Lobbyists haven't had the best of times lately, with senior ministers threatening to regulate their activities more closely after several stories suggesting David Cameron's 2010 prophecy may come true.

So there will be relief, if not joy, in lobbying circles at a speech to be made by a UK government minister.

Liberal Democrat Baroness Randerson will tell a gathering of lobbyists tonight - eating under the umbrella of Public Affairs Cymru - that she welcomes the growth of what she calls "the public affairs profession" in Wales.

The Wales Office minister will endorse the Welsh assembly's rejection of the idea of a statutory register of lobbyists - one of the reforms put forward by her own coalition government for the regulation of lobbyists in Westminster.

She'll tell diners that the growth of the Welsh lobbying industry "is a sign that Wales really is being considered in its own right" and welcome the increase in the number of charities doing public relations in Wales.
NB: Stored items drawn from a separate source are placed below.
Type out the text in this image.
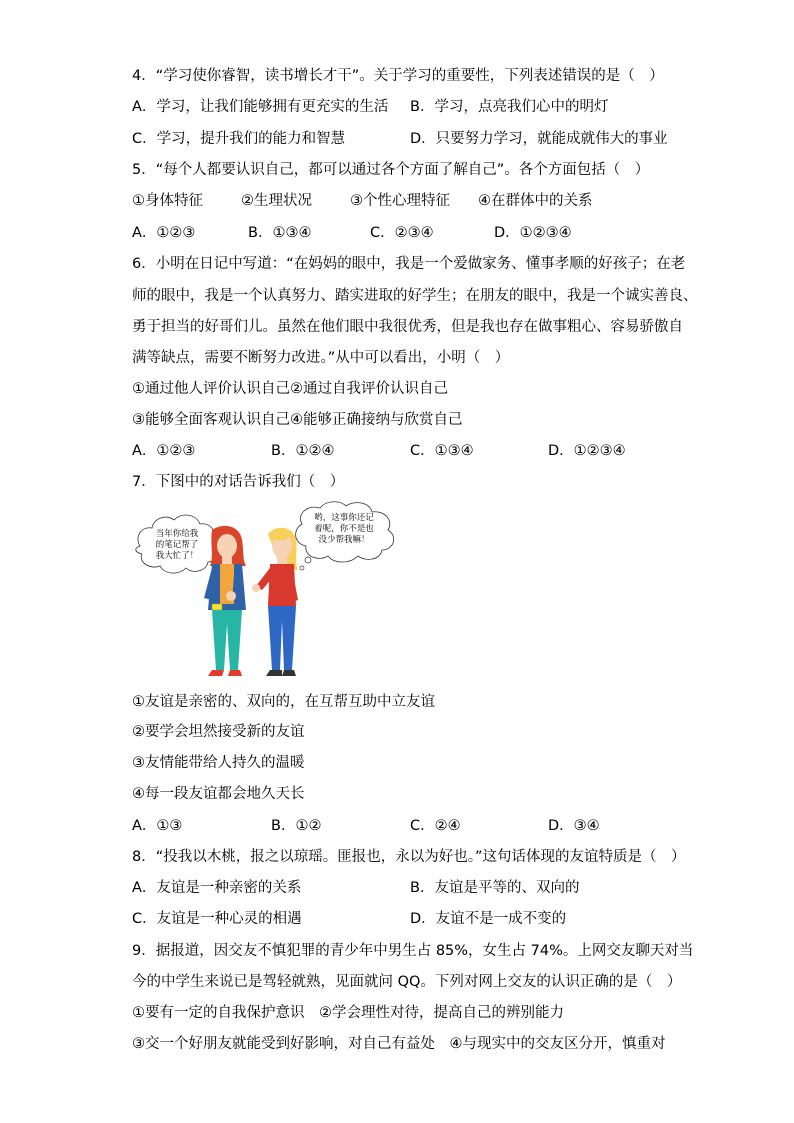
4．“学习使你睿智，读书增长才干”。关于学习的重要性，下列表述错误的是（　）
A．学习，让我们能够拥有更充实的生活 B．学习，点亮我们心中的明灯
C．学习，提升我们的能力和智慧	D．只要努力学习，就能成就伟大的事业
5．“每个人都要认识自己，都可以通过各个方面了解自己”。各个方面包括（　）
①身体特征	②生理状况	③个性心理特征 ④在群体中的关系
A．①②③	B．①③④	C．②③④	D．①②③④
6．小明在日记中写道：“在妈妈的眼中，我是一个爱做家务、懂事孝顺的好孩子；在老
师的眼中，我是一个认真努力、踏实进取的好学生；在朋友的眼中，我是一个诚实善良、
勇于担当的好哥们儿。虽然在他们眼中我很优秀，但是我也存在做事粗心、容易骄傲自
满等缺点，需要不断努力改进。”从中可以看出，小明（　）
①通过他人评价认识自己②通过自我评价认识自己
③能够全面客观认识自己④能够正确接纳与欣赏自己
A．①②③	B．①②④	C．①③④	D．①②③④
7．下图中的对话告诉我们（　）
当年你给我
的笔记帮了
我大忙了！
哟，这事你还记
着呢，你不是也
没少帮我嘛！
①友谊是亲密的、双向的，在互帮互助中立友谊
②要学会坦然接受新的友谊
③友情能带给人持久的温暖
④每一段友谊都会地久天长
A．①③	B．①②	C．②④	D．③④
8．“投我以木桃，报之以琼瑶。匪报也，永以为好也。”这句话体现的友谊特质是（　）
A．友谊是一种亲密的关系	B．友谊是平等的、双向的
C．友谊是一种心灵的相遇	D．友谊不是一成不变的
9．据报道，因交友不慎犯罪的青少年中男生占 85%，女生占 74%。上网交友聊天对当
今的中学生来说已是驾轻就熟，见面就问 QQ。下列对网上交友的认识正确的是（　）
①要有一定的自我保护意识　②学会理性对待，提高自己的辨别能力
③交一个好朋友就能受到好影响，对自己有益处　④与现实中的交友区分开，慎重对
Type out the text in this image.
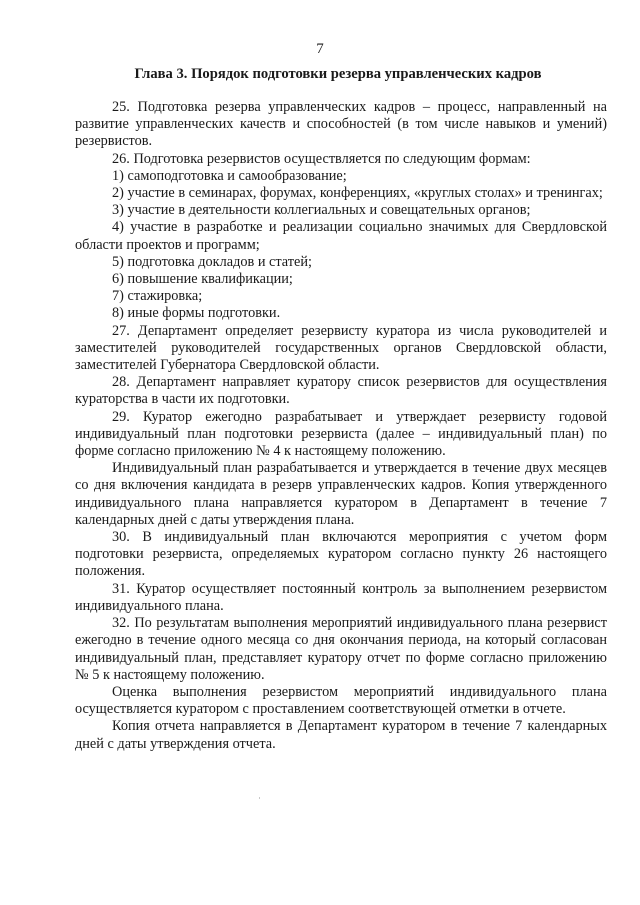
7
Глава 3. Порядок подготовки резерва управленческих кадров

25. Подготовка резерва управленческих кадров – процесс, направленный на развитие управленческих качеств и способностей (в том числе навыков и умений) резервистов.

26. Подготовка резервистов осуществляется по следующим формам:

1) самоподготовка и самообразование;

2) участие в семинарах, форумах, конференциях, «круглых столах» и тренингах;

3) участие в деятельности коллегиальных и совещательных органов;

4) участие в разработке и реализации социально значимых для Свердловской области проектов и программ;

5) подготовка докладов и статей;

6) повышение квалификации;

7) стажировка;

8) иные формы подготовки.

27. Департамент определяет резервисту куратора из числа руководителей и заместителей руководителей государственных органов Свердловской области, заместителей Губернатора Свердловской области.

28. Департамент направляет куратору список резервистов для осуществления кураторства в части их подготовки.

29. Куратор ежегодно разрабатывает и утверждает резервисту годовой индивидуальный план подготовки резервиста (далее – индивидуальный план) по форме согласно приложению № 4 к настоящему положению.

Индивидуальный план разрабатывается и утверждается в течение двух месяцев со дня включения кандидата в резерв управленческих кадров. Копия утвержденного индивидуального плана направляется куратором в Департамент в течение 7 календарных дней с даты утверждения плана.

30. В индивидуальный план включаются мероприятия с учетом форм подготовки резервиста, определяемых куратором согласно пункту 26 настоящего положения.

31. Куратор осуществляет постоянный контроль за выполнением резервистом индивидуального плана.

32. По результатам выполнения мероприятий индивидуального плана резервист ежегодно в течение одного месяца со дня окончания периода, на который согласован индивидуальный план, представляет куратору отчет по форме согласно приложению № 5 к настоящему положению.

Оценка выполнения резервистом мероприятий индивидуального плана осуществляется куратором с проставлением соответствующей отметки в отчете.

Копия отчета направляется в Департамент куратором в течение 7 календарных дней с даты утверждения отчета.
I suspect not everyone who gives to charity wants their donations to be spent on lobbying - ("£50 buys lunch for a lobbyist - please give generously") - but I may be wrong.

She will say: "As a peer I am lobbied every day one way or another. But the infant Welsh assembly with its fresh, new AMs was almost totally free of that in the early days.

"The public affairs profession has grown rapidly in Wales in the last 15 years. The outward and visible sign of this is that almost every charity now has at least a branch here in Wales and puts Cymru after its name, and either does its own PR in Wales or employs another company to do it for them.

"This is strongly to be welcomed. It is a sign that Wales really is being considered in its own right."

Lady Randerson will also congratulate Public Affairs Cymru "for its part in ensuring that PR companies in Wales had operated in recent years according to a voluntary code of conduct".

"The register of lobbyists planned for London was rejected by the recent Assembly Committee report as not necessary," she will say. "I have no reason to doubt that judgement and long may it last."